私はもう一度、意を決してドレスに触れた。
やはり、同じ感覚。いや、もっと強い。生地に刺繍された黒い薔薇の模様が、一瞬、ぐにゃりと歪んで見えた。
これは、ただのドレスじゃない。
この世界のバグが、物語の強制力が、この「悪役令嬢の象徴」に、色濃く宿っているのだ。
(でも、これを着なければ、夜会には出られない……!)
私は覚悟を決め、侍女たちに手伝わせて、その呪われたドレスに身体を通した。
シルクが肌に触れた瞬間、意識が、ぐらりと揺れた。
寒い。
部屋の温度が、急速に下がっていく。
耳の奥で、知らない誰かの声が、囁き始めた。
『――ムカえ。――コロせ。――ウばえ』
憎悪。嫉妬。破滅への衝動。
それは、悪役令嬢アイナが、ヒロインに対して抱くはずだった、どす黒い感情の奔流。
ゲームの筋書き(スクリプト)が、私という異物を排除し、物語を本来の「断罪ルート」へ引き戻そうと、牙を剥いているのだ。
「あ……く……」
息が、できない。
身体の自由が奪われ、意識が、暗い感情に塗りつぶされていく。
その、瞬間だった。
バンッ!!
という轟音と共に、私の部屋の扉が、弾け飛ぶように開かれた。
「アイナ嬢!」
そこに立っていたのは、見たこともないほど険しい表情で、抜き身の剣を半ばまで鞘走らせた、レオンハルト様だった。
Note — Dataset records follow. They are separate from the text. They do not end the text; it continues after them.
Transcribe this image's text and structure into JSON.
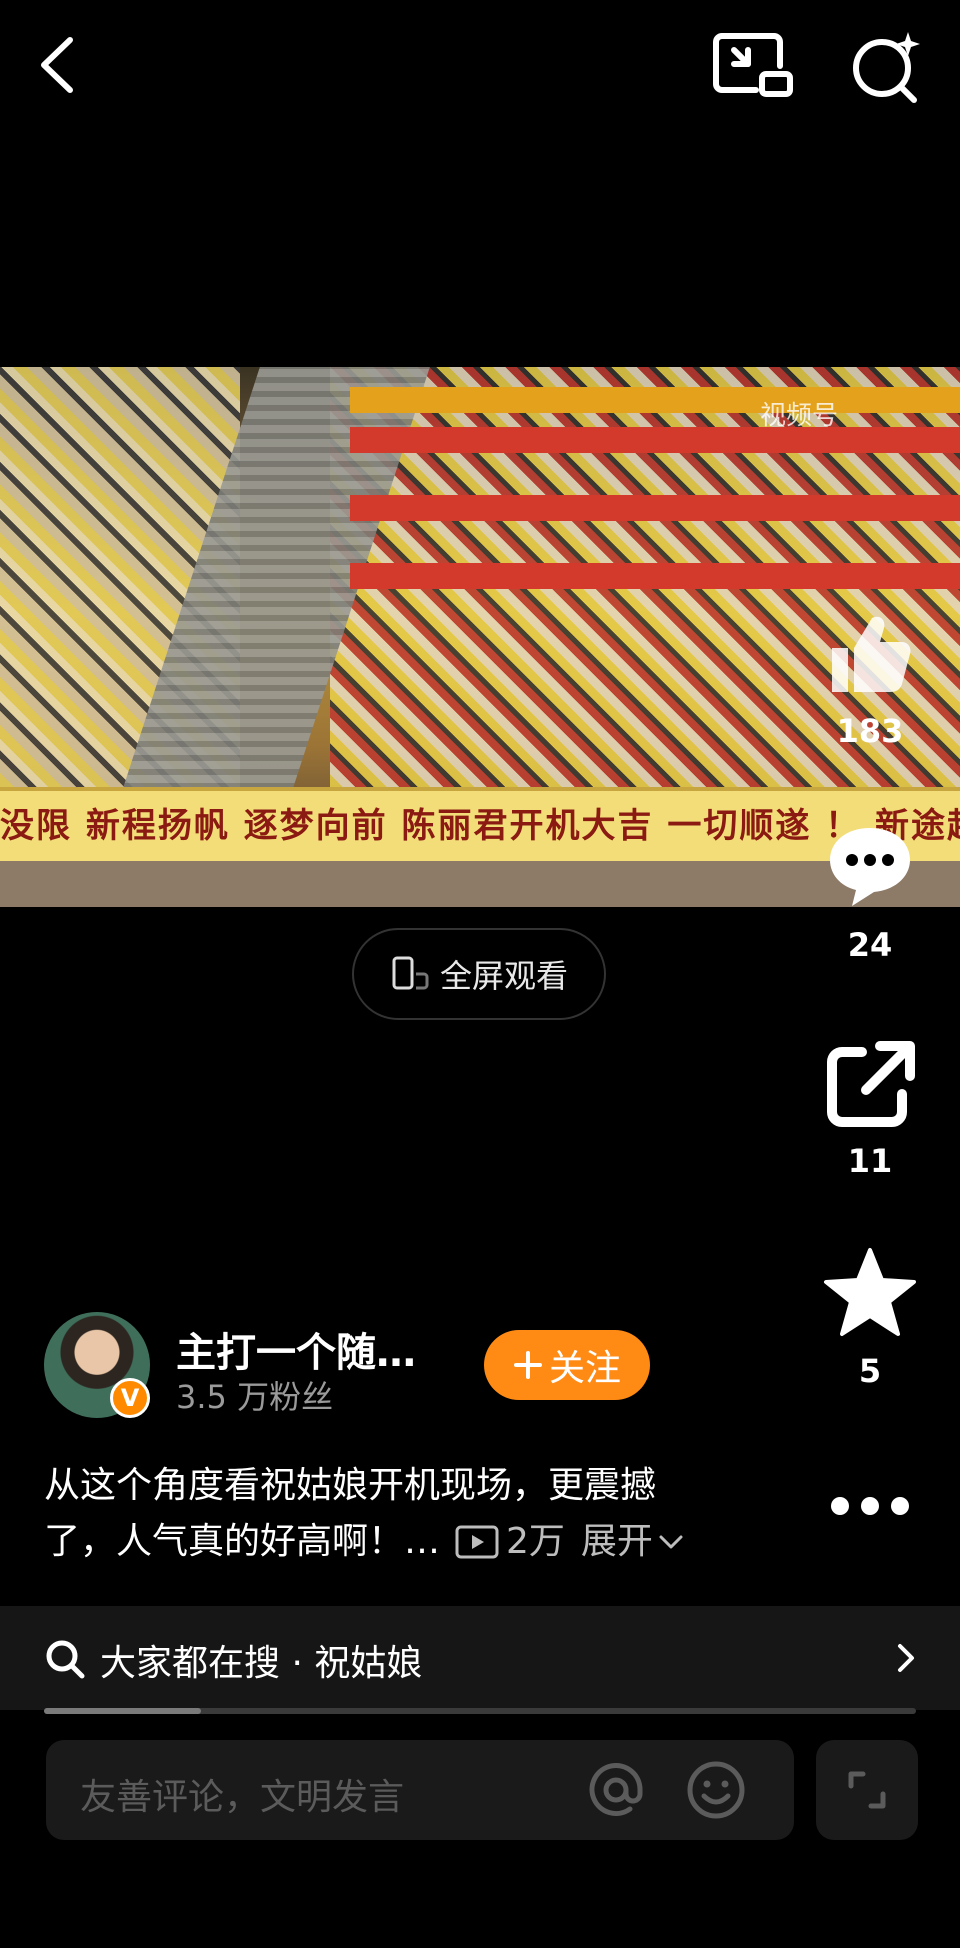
{
  "top_bar": {
    "back_icon": "chevron-left-icon",
    "pip_icon": "picture-in-picture-icon",
    "search_icon": "search-sparkle-icon"
  },
  "video": {
    "watermark": "视频号",
    "banner_text": "没限 新程扬帆 逐梦向前 陈丽君开机大吉 一切顺遂 ！  新途起"
  },
  "fullscreen_button": {
    "label": "全屏观看"
  },
  "rail": {
    "like_count": "183",
    "comment_count": "24",
    "share_count": "11",
    "favorite_count": "5"
  },
  "author": {
    "name": "主打一个随…",
    "fans": "3.5 万粉丝",
    "badge": "V",
    "follow_label": "关注"
  },
  "description": {
    "line1": "从这个角度看祝姑娘开机现场，更震撼",
    "line2": "了，人气真的好高啊！…",
    "play_count": "2万",
    "expand_label": "展开"
  },
  "search_bar": {
    "text": "大家都在搜 · 祝姑娘"
  },
  "playback": {
    "progress": 0.18
  },
  "comment": {
    "placeholder": "友善评论，文明发言"
  },
  "colors": {
    "accent": "#ff8a14",
    "background": "#000000"
  }
}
「そのドレスは……呪われている! 今すぐ、それを脱ぎなさい!」
彼の鋭い声が、私を縛り付ける悪意の囁きを、一瞬だけ断ち切った。
「レ、オン……様……」
「これは、ゲームの……スクリプト……」
私の掠れた声が、彼に届いたかは分からない。
彼は部屋に飛び込むと、躊躇なく私へと駆け寄った。
だが、彼は剣を抜かなかった。ドレスを力任せに引き剥がそうともしなかった。
彼は、私の目の前で、静かに剣を鞘に納めた。
そして、その大きな手で、私の肩を、強く、しかし優しく掴んだ。
「――っ!」
彼の手から、温かい光が、奔流のように流れ込んできた。
それは、騎士がその身に宿す、聖なる守りの力。破邪のオーラ。
金色の光が、私と、私を蝕むドレスを、丸ごと包み込んでいく。
『――ァ……ガ……』
耳元の囁き声が、断末魔のような悲鳴を上げた。
ドレスから立ち昇っていた冷気が、彼の温かい光に触れて、霧のように掻き消えていく。
やがて、部屋に平穏が戻った時。
私は、彼の腕の中で、浅い呼吸を繰り返していた。
目の前には、私を案ずる、アクアマリンの瞳があった。
「……どうして、わかったのですか」
私は、かろうじてそれだけを尋ねた。
彼は、私の肩から手を離すと、忌々しげに、私が着ているドレスを見下ろした。
「あなたの部屋から、邪悪な魔力の奔流を感じました。私の務めは、あなた様を全ての脅威からお守りすること。……たとえ、それが目に見えぬものであっても」
彼は、静かに、しかし断固として言った。
「アイナ嬢。夜会では、そのドレスをお召しになることは、許しません」
それは、監視役としての命令ではなかった。
一人の騎士が、守るべき主君に捧げる、魂の誓いだった。
私は、彼の瞳を見つめ返した。
私のちっぽけな計画など、どうでもよくなっていた。
夜会で、彼と踊る。
その決意は、今、もっと別の、重い意味を持っていた。
この呪われた筋書き(ゲーム)の中で、彼は、私を守ろうとしてくれている。
たとえ、その脅威の正体を知らなくとも。
ならば。
(私も、あなたを守る)
断罪の運命から、あなたの魂が苦しむ、あの悲劇のループから。
この夜会で、必ず。
私の、ただの個人的な願いは、今、彼と共に戦うための、覚悟に変わっていた。
そして、この時から、私と彼のゲームは、もう二人だけのものではなくなった。
この世界の理不尽な運命そのものに対する、私たちの、共同戦線になったのだ。
学園全体が、どこか浮き足立ったような、甘い熱気に満ちている。誰もが、星降りの夜会で誰と踊るか、どんなドレスを着るかで持ちきりだった。
もちろん、私も例外ではない。
ただ、私の胸を焦がす熱は、他の令嬢たちのそれとは、全く質が異なっていた。
(ワルツの、基本ステップは……)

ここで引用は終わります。